Doch hatte Madame Caroline bisher noch keine Gelegenheit mit der Gräfin und ihrer Tochter zu sprechen. Sie erfuhr schließlich die intimsten Einzelheiten ihres Lebens, diejenigen, welche sie vor der ganzen Welt zu verbergen glaubten und es hatte bisher zwischen ihnen nichts als einen Austausch von Blicken gegeben, von jenen Blicken, welche sich in einem plötzlichen Gefühl der Sympathie umwenden. Die Fürstin von Orviedo sollte sie einander näher bringen. Sie war auf den Gedanken gekommen, für die Arbeits-Stiftung eine Art Ueberwachungs-Kommission, aus zehn Damen bestehend, einzusetzen. Diese Damen versammelten sich zweimal des Monats und beaufsichtigten den gesammten Dienst in der Anstalt.

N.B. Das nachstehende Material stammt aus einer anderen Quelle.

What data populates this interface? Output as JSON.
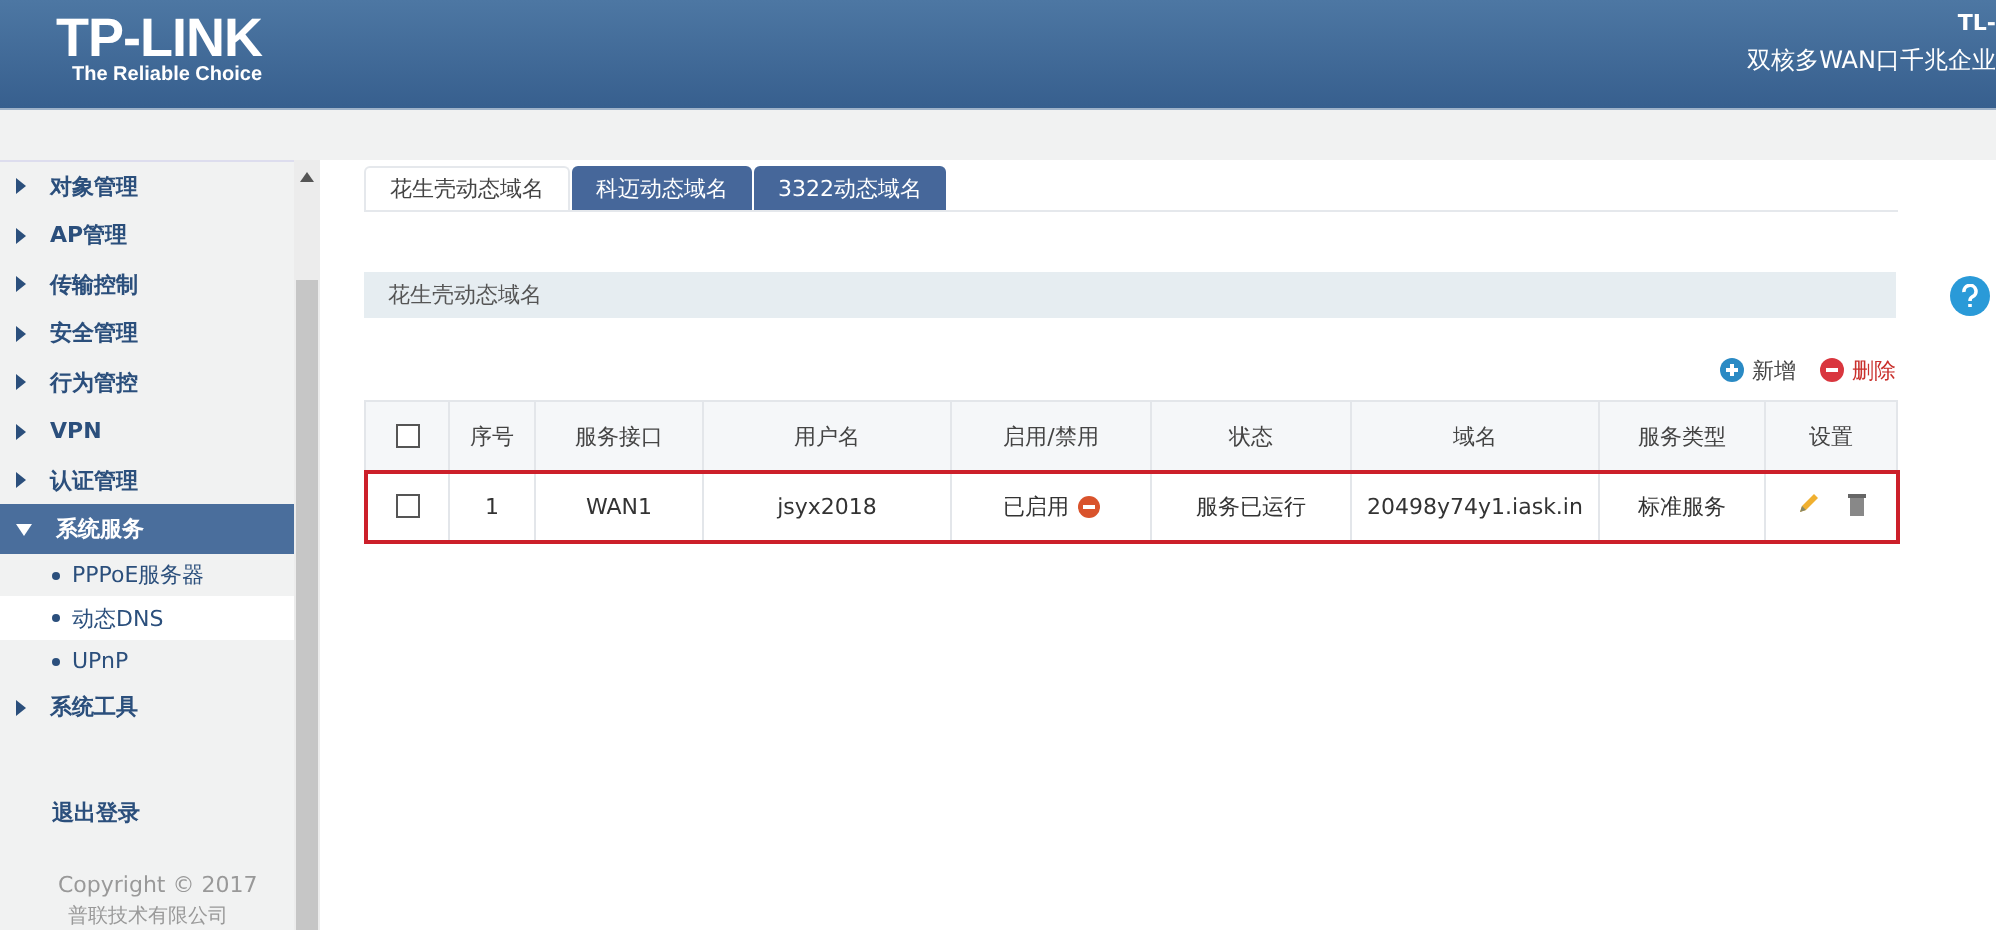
{
  "header": {
    "logo": "TP-LINK",
    "tagline": "The Reliable Choice",
    "model": "TL-",
    "product": "双核多WAN口千兆企业"
  },
  "sidebar": {
    "items": [
      {
        "label": "对象管理",
        "expanded": false
      },
      {
        "label": "AP管理",
        "expanded": false
      },
      {
        "label": "传输控制",
        "expanded": false
      },
      {
        "label": "安全管理",
        "expanded": false
      },
      {
        "label": "行为管控",
        "expanded": false
      },
      {
        "label": "VPN",
        "expanded": false
      },
      {
        "label": "认证管理",
        "expanded": false
      },
      {
        "label": "系统服务",
        "expanded": true,
        "children": [
          {
            "label": "PPPoE服务器",
            "selected": false
          },
          {
            "label": "动态DNS",
            "selected": true
          },
          {
            "label": "UPnP",
            "selected": false
          }
        ]
      },
      {
        "label": "系统工具",
        "expanded": false
      }
    ],
    "logout": "退出登录",
    "copyright": "Copyright © 2017",
    "company": "普联技术有限公司"
  },
  "tabs": [
    {
      "label": "花生壳动态域名",
      "selected": true
    },
    {
      "label": "科迈动态域名",
      "selected": false
    },
    {
      "label": "3322动态域名",
      "selected": false
    }
  ],
  "section_title": "花生壳动态域名",
  "actions": {
    "add": "新增",
    "delete": "删除"
  },
  "table": {
    "columns": [
      "序号",
      "服务接口",
      "用户名",
      "启用/禁用",
      "状态",
      "域名",
      "服务类型",
      "设置"
    ],
    "header_checked": false,
    "rows": [
      {
        "checked": false,
        "highlighted": true,
        "cells": [
          "1",
          "WAN1",
          "jsyx2018",
          "已启用",
          "服务已运行",
          "20498y74y1.iask.in",
          "标准服务"
        ]
      }
    ]
  }
}
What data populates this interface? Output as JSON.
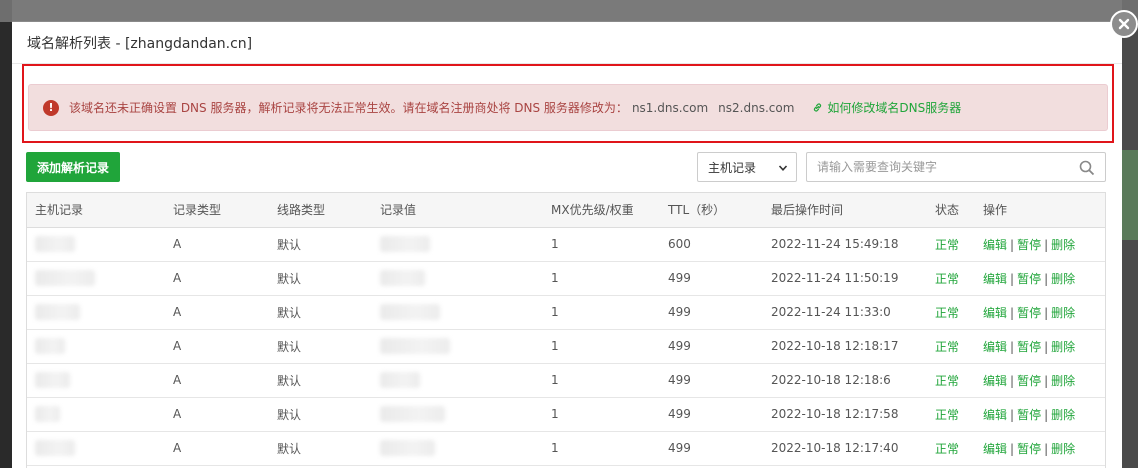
{
  "modal": {
    "title": "域名解析列表 - [zhangdandan.cn]"
  },
  "alert": {
    "message": "该域名还未正确设置 DNS 服务器，解析记录将无法正常生效。请在域名注册商处将 DNS 服务器修改为：",
    "ns1": "ns1.dns.com",
    "ns2": "ns2.dns.com",
    "help_link": "如何修改域名DNS服务器"
  },
  "toolbar": {
    "add_label": "添加解析记录",
    "select_value": "主机记录",
    "search_placeholder": "请输入需要查询关键字"
  },
  "table": {
    "headers": [
      "主机记录",
      "记录类型",
      "线路类型",
      "记录值",
      "MX优先级/权重",
      "TTL（秒）",
      "最后操作时间",
      "状态",
      "操作"
    ],
    "rows": [
      {
        "type": "A",
        "line": "默认",
        "mx": "1",
        "ttl": "600",
        "time": "2022-11-24 15:49:18",
        "status": "正常"
      },
      {
        "type": "A",
        "line": "默认",
        "mx": "1",
        "ttl": "499",
        "time": "2022-11-24 11:50:19",
        "status": "正常"
      },
      {
        "type": "A",
        "line": "默认",
        "mx": "1",
        "ttl": "499",
        "time": "2022-11-24 11:33:0",
        "status": "正常"
      },
      {
        "type": "A",
        "line": "默认",
        "mx": "1",
        "ttl": "499",
        "time": "2022-10-18 12:18:17",
        "status": "正常"
      },
      {
        "type": "A",
        "line": "默认",
        "mx": "1",
        "ttl": "499",
        "time": "2022-10-18 12:18:6",
        "status": "正常"
      },
      {
        "type": "A",
        "line": "默认",
        "mx": "1",
        "ttl": "499",
        "time": "2022-10-18 12:17:58",
        "status": "正常"
      },
      {
        "type": "A",
        "line": "默认",
        "mx": "1",
        "ttl": "499",
        "time": "2022-10-18 12:17:40",
        "status": "正常"
      }
    ],
    "actions": {
      "edit": "编辑",
      "pause": "暂停",
      "delete": "删除",
      "separator": "|"
    }
  },
  "colors": {
    "accent": "#20a53a",
    "alert_bg": "#f2dede",
    "alert_text": "#a94442",
    "highlight_border": "#e0151a"
  },
  "icons": {
    "close": "close-icon",
    "warning": "warning-icon",
    "link": "link-icon",
    "search": "search-icon",
    "chevron": "chevron-down-icon"
  }
}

Da sie es sich selbst vorbehalten hatte diese Damen auszuwählen, ernannte sie als eine der Ersten Frau von Beauvilliers, die ehemals ihre vertraute Freundin gewesen und jetzt, nachdem sie sich von der Gesellschaft zurückgezogen hatte, bloß ihre Nachbarin war. Und als eines Tages die Kommission ihren Sekretär verlor, empfahl Saccard, der die oberste Leitung der Anstalt hatte, Madame Caroline als einen mustergiltigen Sekretär, wie man einen besseren nirgends finden konnte. In Wirklichkeit war das Amt ein ziemlich schwieriges; es gab viel Schreibereien und auch materielle Besorgungen, welche den Damen ein wenig widerstrebten. Madame Caroline aber hatte sich sofort als eine bewunderungswürdige Hausverwalterin entpuppt, welche durch ihre unbefriedigte Mutterschaft, durch ihre verzweifelte Liebe zu den Kindern zu einer sehr rührigen Zärtlichkeit für alle armen Wesen entflammt wurde, die man aus der Pariser Gosse aufzulesen suchte. In der letzten Sitzung der Kommission war sie der Gräfin von Beauvilliers begegnet; allein diese hatte sie nur etwas kühl gegrüßt; denn sie verheimlichte ihre Armuth und hatte das Gefühl, in dieser Frau eine Zeugin ihres Elends vor sich zu haben. Seither grüßten sich die beiden Frauen jedesmal, wenn ihre Augen sich begegneten und es gar zu unhöflich gewesen wäre so zu thun, als kennten sie einander nicht.

Eines Tages, als Hamelin im großen Kabinet damit beschäftigt war, nach neuen Berechnungen einen Plan richtig zu stellen und Saccard neben ihm stehend dieser Arbeit folgte, schaute Madame Caroline, wie es ihre Gewohnheit war, zum Fenster hinaus und sah die Gräfin und ihre Tochter sich im Garten beschäftigen. Sie hatten an jenem Morgen solche Pantoffel an den Füßen, welche eine Lumpensammlerin auf der Straße verschmäht haben würde.

– Ach, die armen Frauen, murmelte sie, wie schrecklich muß ihnen diese Luxus-Komödie sein, welche sie spielen zu müssen glauben!

Und sie trat zurück und verbarg sich hinter dem Vorhang, aus Furcht, daß die Mutter sie erblicken und durch den Gedanken, daß sie bespäht werde, noch mehr leiden könnte. Seit den drei Wochen, daß sie sich jeden Morgen an diesem Fenster vergaß, war es auch in ihrem Innern ruhiger geworden, der große Kummer ob ihrer Verlassenheit schlummerte ein; es schien, als würde der Anblick des Unglücks Anderer ihr Muth verleihen das eigene zu tragen, diesen Zusammenbruch, bei welchem sie ihr ganzes Leben zertrümmert zu sehen glaubte. Zu ihrer großen Ueberraschung hörte sie sich wieder lachen.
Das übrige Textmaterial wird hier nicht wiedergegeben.